Un comunicado del Ministerio de Educación Superior de Afganistán indicó que los edificios y los alrededores de la universidad habían sufrido daños considerables.

Cientos de personas han muerto o resultado heridas en los enfrentamientos transfronterizos entre Pakistán y Afganistán en los últimos meses.

En las últimas semanas, tras la mediación china que dio lugar a conversaciones entre las dos partes en Urumqi a principios de abril, se había mantenido en gran medida un frágil alto el fuego.

Durante este alto el fuego, los líderes del gobierno talibán decidieron no hablar públicamente sobre Pakistán ni sobre ninguno de sus ataques aéreos anteriores para no poner en peligro las negociaciones.

Ese silencio se ha roto de forma contundente, cuando el portavoz adjunto del gobierno talibán, Hamdullah Fitrat, declaró que consideran los ataques contra Kunar como «crímenes de guerra graves e inexcusables, un acto flagrante de brutalidad y una acción provocadora».

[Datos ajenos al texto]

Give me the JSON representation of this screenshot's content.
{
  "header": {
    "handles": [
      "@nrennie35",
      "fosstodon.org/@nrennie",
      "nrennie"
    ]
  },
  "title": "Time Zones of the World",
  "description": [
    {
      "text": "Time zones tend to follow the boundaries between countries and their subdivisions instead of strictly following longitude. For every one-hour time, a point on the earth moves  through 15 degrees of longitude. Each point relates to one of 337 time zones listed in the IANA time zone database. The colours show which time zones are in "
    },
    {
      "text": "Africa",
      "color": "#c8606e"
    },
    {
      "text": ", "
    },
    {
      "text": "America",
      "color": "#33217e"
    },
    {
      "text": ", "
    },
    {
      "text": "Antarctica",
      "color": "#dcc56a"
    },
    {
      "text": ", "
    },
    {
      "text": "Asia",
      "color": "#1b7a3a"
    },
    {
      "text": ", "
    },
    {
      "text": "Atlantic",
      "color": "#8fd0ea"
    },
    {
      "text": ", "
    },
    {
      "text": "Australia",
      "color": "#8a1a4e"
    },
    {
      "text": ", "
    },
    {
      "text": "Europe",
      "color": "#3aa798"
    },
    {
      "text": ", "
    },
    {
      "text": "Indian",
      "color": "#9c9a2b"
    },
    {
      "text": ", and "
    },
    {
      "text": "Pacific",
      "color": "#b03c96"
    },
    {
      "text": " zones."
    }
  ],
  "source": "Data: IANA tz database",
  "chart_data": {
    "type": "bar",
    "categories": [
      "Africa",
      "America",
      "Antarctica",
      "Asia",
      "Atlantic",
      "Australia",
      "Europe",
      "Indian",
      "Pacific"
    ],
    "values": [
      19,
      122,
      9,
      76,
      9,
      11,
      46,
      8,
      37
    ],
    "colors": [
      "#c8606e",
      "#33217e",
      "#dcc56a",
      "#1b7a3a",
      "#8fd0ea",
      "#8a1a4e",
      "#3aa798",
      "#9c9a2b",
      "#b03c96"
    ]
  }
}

Pakistán, que también ha actuado como mediador en la guerra entre Irán y Estados Unidos, ha declarado anteriormente que sus ataques aéreos tienen como objetivo escondites de militantes en Afganistán.

Pakistán solía ser uno de los principales aliados de los talibanes, pero las relaciones se deterioraron después de que Islamabad acusara al grupo de proporcionar refugio seguro al grupo talibán paquistaní, que lanzó una insurgencia armada contra las fuerzas gubernamentales.